Intrigante, l’idée de prendre comme source créatrice le film culte Persona
d’Ingmar Bergman et de l’adapter au théâtre. D’autant plus que cette
adaptation est produite par hybris.théâtre, une jeune compagnie qui
revendique le statut de « théâtre de recherche » et qui «souhaite repousser
les limites de la création contemporaine [en privilégiant] une démarche
intellectuelle arrimant la réflexion théorique à la pratique». Ouf, toute une
mission, et tout un défi!
Langues Sales que nous sommes, nous avons décidé de repousser les limites
de nos manches et de nous adapter à cette optique de création en faisant
une petite expérimentation. Notre propre démarche intellectuelle arrime
donc la réflexion théorique de Jackie Chong, qui a visionné Persona de
Bergman avant d’assister à l’adaptation de hybris.théâtre, au regard
pratique, dénué de tout référent cinématographique, de Marilou-Garou.
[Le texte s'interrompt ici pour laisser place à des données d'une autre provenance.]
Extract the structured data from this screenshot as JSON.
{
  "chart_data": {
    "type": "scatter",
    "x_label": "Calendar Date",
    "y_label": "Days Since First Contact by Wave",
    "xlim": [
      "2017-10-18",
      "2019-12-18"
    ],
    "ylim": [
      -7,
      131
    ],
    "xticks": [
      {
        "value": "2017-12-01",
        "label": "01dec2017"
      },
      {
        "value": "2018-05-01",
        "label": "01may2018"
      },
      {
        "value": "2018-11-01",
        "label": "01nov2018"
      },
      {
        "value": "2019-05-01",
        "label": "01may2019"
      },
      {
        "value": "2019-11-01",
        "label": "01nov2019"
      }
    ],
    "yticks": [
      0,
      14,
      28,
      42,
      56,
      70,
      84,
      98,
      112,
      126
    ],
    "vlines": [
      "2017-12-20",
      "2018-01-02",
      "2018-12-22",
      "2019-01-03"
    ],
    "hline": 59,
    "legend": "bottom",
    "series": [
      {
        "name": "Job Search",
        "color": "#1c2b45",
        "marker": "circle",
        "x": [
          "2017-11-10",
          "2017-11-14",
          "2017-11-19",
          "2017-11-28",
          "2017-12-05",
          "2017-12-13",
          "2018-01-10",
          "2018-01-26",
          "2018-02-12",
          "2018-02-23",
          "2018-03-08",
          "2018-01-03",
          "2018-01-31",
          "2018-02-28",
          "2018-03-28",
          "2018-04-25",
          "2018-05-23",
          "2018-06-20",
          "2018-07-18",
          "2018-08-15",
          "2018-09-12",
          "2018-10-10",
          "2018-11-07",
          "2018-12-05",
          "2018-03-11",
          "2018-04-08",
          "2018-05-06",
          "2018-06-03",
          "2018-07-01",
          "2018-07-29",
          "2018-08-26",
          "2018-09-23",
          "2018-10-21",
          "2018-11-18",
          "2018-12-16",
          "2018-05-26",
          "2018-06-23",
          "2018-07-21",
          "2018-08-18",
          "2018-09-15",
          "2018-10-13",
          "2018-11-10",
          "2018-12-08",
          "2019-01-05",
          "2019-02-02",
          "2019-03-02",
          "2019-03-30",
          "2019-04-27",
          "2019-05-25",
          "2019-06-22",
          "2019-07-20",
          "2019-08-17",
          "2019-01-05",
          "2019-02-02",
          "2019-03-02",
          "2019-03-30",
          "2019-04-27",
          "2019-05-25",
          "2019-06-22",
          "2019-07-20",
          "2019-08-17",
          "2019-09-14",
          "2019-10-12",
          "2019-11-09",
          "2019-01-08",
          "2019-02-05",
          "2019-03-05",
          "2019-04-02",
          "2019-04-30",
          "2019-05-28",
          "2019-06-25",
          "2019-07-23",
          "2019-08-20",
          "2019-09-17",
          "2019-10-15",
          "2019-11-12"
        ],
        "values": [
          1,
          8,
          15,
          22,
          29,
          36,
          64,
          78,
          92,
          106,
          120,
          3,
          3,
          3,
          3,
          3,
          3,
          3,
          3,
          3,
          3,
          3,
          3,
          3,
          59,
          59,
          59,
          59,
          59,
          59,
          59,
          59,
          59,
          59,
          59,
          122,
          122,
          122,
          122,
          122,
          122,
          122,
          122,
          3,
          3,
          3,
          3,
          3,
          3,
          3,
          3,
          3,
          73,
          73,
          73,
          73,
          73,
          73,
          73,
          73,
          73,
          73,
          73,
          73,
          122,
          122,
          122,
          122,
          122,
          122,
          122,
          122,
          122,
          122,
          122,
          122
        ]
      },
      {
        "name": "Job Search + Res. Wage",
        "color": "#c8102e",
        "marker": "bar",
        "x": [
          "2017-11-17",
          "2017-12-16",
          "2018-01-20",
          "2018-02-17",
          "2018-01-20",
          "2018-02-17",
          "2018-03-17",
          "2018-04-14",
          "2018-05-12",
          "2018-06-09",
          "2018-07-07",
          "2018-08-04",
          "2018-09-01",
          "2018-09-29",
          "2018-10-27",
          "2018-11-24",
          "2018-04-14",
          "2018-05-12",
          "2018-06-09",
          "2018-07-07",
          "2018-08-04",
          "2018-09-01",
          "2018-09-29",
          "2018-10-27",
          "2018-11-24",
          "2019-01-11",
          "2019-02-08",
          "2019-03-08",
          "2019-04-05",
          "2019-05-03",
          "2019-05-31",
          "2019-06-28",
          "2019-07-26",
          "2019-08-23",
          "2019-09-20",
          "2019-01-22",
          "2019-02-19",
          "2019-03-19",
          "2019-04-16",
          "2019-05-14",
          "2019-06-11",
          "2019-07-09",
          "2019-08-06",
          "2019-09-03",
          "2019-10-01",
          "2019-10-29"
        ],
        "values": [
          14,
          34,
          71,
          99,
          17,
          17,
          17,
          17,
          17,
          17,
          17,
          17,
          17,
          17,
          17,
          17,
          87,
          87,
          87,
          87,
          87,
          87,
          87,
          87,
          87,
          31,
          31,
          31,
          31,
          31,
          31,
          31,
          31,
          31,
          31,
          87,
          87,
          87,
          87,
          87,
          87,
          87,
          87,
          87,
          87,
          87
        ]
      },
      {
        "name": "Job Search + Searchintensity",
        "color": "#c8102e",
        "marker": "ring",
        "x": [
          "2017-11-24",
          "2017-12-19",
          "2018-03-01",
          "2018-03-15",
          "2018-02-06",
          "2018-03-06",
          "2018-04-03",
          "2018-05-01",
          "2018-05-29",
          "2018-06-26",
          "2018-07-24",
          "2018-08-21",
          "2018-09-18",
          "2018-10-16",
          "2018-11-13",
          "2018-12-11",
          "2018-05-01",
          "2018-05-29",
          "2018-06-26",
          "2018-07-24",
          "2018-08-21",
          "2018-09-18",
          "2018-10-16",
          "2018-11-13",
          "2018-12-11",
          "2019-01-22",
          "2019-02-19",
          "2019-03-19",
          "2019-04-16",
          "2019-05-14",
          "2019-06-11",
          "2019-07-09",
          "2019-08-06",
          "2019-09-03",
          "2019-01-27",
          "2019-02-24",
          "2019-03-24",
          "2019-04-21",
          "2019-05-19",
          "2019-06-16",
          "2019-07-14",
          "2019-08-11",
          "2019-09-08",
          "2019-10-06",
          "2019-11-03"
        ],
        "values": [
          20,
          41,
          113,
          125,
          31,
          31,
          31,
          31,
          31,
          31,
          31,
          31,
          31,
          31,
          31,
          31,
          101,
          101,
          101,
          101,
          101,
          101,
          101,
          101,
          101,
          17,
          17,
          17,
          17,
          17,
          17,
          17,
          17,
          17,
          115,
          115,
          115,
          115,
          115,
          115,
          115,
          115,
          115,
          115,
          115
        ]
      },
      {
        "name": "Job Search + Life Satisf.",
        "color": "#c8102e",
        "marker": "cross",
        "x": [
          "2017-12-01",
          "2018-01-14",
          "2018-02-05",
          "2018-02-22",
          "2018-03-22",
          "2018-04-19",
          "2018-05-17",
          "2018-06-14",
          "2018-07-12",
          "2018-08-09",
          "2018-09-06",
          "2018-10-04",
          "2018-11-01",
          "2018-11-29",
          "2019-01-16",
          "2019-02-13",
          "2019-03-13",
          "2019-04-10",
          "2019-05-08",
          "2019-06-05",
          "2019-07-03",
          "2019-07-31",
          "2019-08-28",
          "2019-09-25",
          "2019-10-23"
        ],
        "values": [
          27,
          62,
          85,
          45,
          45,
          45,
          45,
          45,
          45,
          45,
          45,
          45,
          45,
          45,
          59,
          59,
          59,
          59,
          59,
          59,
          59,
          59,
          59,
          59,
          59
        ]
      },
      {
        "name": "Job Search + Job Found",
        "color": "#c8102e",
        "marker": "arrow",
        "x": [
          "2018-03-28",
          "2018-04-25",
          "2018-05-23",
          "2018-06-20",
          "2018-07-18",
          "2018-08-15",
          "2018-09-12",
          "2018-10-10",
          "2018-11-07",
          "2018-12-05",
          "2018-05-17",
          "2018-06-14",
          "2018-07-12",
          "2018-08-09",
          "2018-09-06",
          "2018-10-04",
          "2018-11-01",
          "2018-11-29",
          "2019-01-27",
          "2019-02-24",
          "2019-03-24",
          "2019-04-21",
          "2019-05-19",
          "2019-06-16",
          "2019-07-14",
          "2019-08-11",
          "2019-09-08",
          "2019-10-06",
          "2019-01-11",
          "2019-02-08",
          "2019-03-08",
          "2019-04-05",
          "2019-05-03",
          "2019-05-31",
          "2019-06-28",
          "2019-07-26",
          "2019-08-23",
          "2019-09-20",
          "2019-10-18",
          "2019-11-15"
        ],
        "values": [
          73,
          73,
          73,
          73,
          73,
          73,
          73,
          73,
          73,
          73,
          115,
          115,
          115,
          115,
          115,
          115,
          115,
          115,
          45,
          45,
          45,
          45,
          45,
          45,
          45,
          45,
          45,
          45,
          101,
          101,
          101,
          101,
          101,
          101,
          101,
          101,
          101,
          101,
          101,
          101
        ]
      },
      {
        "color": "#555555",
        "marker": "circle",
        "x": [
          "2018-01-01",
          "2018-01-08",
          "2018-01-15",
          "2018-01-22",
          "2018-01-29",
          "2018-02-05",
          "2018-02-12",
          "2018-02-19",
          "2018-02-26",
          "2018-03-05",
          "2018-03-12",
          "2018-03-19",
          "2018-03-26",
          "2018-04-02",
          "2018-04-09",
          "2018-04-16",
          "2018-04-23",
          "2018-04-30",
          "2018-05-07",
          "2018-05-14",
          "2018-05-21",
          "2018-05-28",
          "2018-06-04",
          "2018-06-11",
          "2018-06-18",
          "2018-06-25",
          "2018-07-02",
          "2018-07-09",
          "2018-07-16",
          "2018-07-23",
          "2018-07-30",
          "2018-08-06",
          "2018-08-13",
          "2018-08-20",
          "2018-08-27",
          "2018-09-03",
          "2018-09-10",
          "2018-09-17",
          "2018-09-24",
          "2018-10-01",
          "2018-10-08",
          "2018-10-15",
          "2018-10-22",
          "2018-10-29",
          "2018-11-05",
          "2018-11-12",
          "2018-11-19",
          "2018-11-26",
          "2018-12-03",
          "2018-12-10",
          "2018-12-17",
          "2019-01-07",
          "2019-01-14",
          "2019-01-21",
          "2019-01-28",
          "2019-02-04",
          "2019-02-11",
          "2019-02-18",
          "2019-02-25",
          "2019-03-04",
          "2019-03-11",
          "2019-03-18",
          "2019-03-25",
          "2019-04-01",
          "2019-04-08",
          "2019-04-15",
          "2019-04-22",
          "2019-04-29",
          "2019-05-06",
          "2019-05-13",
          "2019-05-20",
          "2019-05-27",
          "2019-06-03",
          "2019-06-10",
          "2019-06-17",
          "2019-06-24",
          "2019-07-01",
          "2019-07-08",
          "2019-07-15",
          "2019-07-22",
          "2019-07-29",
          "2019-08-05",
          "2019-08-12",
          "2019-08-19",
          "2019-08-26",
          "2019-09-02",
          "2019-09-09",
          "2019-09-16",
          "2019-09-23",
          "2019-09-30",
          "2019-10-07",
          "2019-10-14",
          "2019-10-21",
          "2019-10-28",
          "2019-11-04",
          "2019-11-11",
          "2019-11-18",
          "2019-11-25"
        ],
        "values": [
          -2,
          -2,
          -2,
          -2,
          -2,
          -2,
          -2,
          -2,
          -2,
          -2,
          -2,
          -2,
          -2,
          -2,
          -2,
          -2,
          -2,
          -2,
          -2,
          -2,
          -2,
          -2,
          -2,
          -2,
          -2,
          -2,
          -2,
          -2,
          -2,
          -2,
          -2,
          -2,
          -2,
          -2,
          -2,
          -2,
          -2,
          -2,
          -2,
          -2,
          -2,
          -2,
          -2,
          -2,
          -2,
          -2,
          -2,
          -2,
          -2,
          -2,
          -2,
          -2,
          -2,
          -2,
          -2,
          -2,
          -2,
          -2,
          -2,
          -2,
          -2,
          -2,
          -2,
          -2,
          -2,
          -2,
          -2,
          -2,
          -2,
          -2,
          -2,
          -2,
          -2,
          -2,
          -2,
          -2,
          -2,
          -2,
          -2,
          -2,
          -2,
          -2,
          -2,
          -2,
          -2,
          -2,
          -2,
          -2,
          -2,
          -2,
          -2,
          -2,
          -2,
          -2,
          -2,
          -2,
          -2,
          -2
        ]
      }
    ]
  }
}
Qui sortira vainqueur de ce duel? Jackie Chong, la karaté woman; Ingmar
Bergman, le suédois sorti de sa tombe; Marilou-Garou, la croqueuse de lune
ou encore Philippe Dumaine et son pouvoir « Effet UQÀM»? Que le débat
commence! À votre popcorn…
MARILOU-GAROU Je vais l’avouer tout de suite: je n’ai rien vu de
Bergman (c’est que je n’ai pas de culture). Si projet de hybris.théâtre m’a
tout de suite intéressée, c’est qu’il aborde une problématique à laquelle je
n’ai pas encore de réponse: est-il possible de travailler un scénario en tant
que matière textuelle autonome, d’en créer une nouvelle oeuvre
indépendante du film? J’ai donc résisté à la tentation de voir le film de
Bergman avant d’assister à la mise en scène de Philippe Dumaine. Mon but:
me pencher uniquement sur le rendu scénique, vérifier s’il tient la route
seul, ou s’il est nécessaire de connaître l’original pour en apprécier
l’adaptation. Avant d’en dire plus, je laisse ma collègue cultivée m’instruire
car, tout de même, je ne saurais me résoudre à parler sans savoir.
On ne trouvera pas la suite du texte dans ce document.